Alan Gin, University of San Diego

NO: While U.S. debt levels are high, many people were able to reduce their debts during the pandemic. Those who kept their jobs had limited places to spend the money, so some paid down their debts. The popularity of the show is likely due to its offbeat premise, including its violent aspects. It is similar to the popularity of reality TV and conflict-laden talk shows. The television-watching audience is not a total loss though given the popularity of the high-quality “Queen’s Gambit” last year.

Bob Rauch, R.A. Rauch & Associates

NO: It is popular because it is like “The Hunger Games” and plays off the fear of losing your life. Debt anxiety seems to be much more prevalent in South Korea than in the U.S. Here, government payback protection program loans and very liberal policies on student debt repayment, no evictions, unemployment bonuses, child care credits and more have kept most citizens flush with cash.
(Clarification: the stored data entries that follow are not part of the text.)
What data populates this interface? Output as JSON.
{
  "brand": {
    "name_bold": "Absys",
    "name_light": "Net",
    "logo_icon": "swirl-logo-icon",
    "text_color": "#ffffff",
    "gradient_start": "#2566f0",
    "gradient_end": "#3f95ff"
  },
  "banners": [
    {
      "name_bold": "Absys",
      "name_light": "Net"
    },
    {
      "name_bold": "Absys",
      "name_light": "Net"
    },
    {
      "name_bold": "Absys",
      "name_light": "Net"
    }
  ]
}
James Hamilton, UC San Diego

Not participating this week.

Austin Neudecker, Weave Growth

NO: The popularity of “Squid Game” stems from several overlapping trends: (Genre) violent thrillers centered around games; (Societal) abuse of disadvantaged citizens and lack of treatment for addiction; and (Global receptiveness) a rise in openness to foreign content. South Korea has been producing fantastic content for years but is only recently being recognized in the U.S. The show’s premise is enticing because of its creepy plausibility and commentary on how expendable we treat certain members of our society.

Chris Van Gorder, Scripps Health

NO: While the show will resonate with some for personal reasons, I think it’s just a well-made show from a USC film grad. Debt anxiety does not exist because of a show — it exists because we have permitted bad loans to those unable to pay it back. It’s not unlike zero deposit home loans that defaulted in the not-too-distant past. I just hope that the debt the U.S. is planning on increasing does not do the same to our country.